Reviewed by Melissa Minners


            From across the room, I spotted the cover art of Dark Wisdom, Issue #8, and was instantly captivated.  The tentacled alien being with multiple eyes and a multitude of fangs pulled me in, daring me to ask, “What’s this all about?”  I picked up an issue and soon had my answer.

            Dark Wisdom is a compilation of science fiction and horror stories, fiction, film and gaming reviews, interviews, commentaries, poetry and more.  The authors of the works presented in this 80-page volume come from a number of sources including both celebrated authors and average folks just like you and me.

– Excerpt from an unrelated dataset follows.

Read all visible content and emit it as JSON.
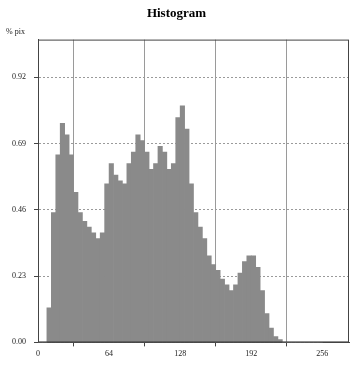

            Issue #8 of Dark Wisdom opens with a letter form the editor, William Jones.  In his letter, he discusses the growing debate over whether literature should continue in the printed word format (i.e.) words on paper, or if it is served a greater purpose by coming into the electronic age (i.e.) e-books.  The editor wonders how important such a debate is given the decline in the number of people able to read and comprehend the material in the first place.  Having just discussed this very issue in another review (, I wholeheartedly agree with the editor on this issue.  I send my kudos to William Jones, who not only makes a point, but backs it up entirely, using a recent survey conducted by the National Education Center for Statistics.

            Turning to page six, I come upon a sci-fi / horror story about a futuristic call girl that shocked the hell out of me!  I passed it to a colleague who was equally surprised.  Based upon the way the three-paged tale had begun, we were wholly unprepared for its ending.  I was hooked on the magazine from that very moment.  At that point, there was no putting it down until the very last page was turned.

            The intriguing fictional tales would be enough to make this magazine great, but Dark Wisdom doesn’t stop there.  Just as fascinating as the fiction are the factual articles, such as Writer at Large in which author Richard A. Lupoff discusses how he builds stories around characters.  In the article, Lupoff goes into depth about one specific character, how he came about, how a history for the character was created, and how a story was woven around that character history.  Not only did the process make for an interesting read, but it would make for an extremely helpful tool for any fledgling writer.

            In Strange Happenings, we are given insight into the novel The Serpent Grail, a book written by Philip Gardiner that completely discredits the thoughts behind such works as The Holy Blood and the Holy Grail and The Da Vinci Code, using etymology (the study of the origin of words) and history to back up his argument.  Having never heard of the book until reading this article, I was intrigued – most especially when I realized that the author and I shared an important opinion: “The truth of the matter is that our entire history is tainted with the subtle and sometimes not so subtle manipulating actions of people who wish to maintain power…all leaders need a mandate for power and where this is not democratically brought about, then God is imposed as the authority for the mandate.

            Wickedly Entertaining contains the film, game and media reviews, which are well-written and incredibly compelling.  So compelling, in fact, that I have been given the perfect idea for a future birthday or Christmas gift for one of my co-workers.  As the name suggests, Dark Library is all about the books.  Reviews Editor E.S. Magill first offers us a glimpse of what the genre of horror once was and what it has evolved to.  Following this well-written and entertaining piece are book reviews of such caliber as to make books that I previously might have passed up seem interesting enough to check out at the local Barnes & Noble on my next visit.

            Not so enjoyable is Film Vault in which one unusual, overlooked or condemned film is reviewed by three separate individuals.  The rules are that the three reviewers are not allowed to discuss the material prior with each other prior to submitting their review.  While I find the idea of having three separate, independent reviews of  the same film in the same magazine to be an attractive an innovative concept, I noticed that some of the reviewers tended to give too much of the story away.  They often assumed that the audience had already seen the film.  This issue’s review was of Frailty, a movie starring Bill Paxton and Matthew McConaughey.  Had the reviews given limited information about the movie and focused more on the review of the material, I may have found this movie interesting enough to rent.  However, now that I knew so much about the storyline (including the ending), I hardly saw the point of adding it to my rental list.

            Overall, Dark Wisdom is the quintessential magazine for the avid sci-fi / horror fan.  It has a little bit of everything to whet the appetite and leave the reader entirely satisfied for a couple of months…until the beast within yearns for more.  Fortunately, Dark Wisdom is published four times a year, just in time to sate the hungry beast’s appetite.  At $6.00 (U.S.) an issue for 80 pages of intelligent and entertaining prose, I’d say that Dark Wisdom is an incredible bargain and a magazine worth subscribing to!



Note: Cover and interior art displayed are works created by artist Steven C. Gilberts.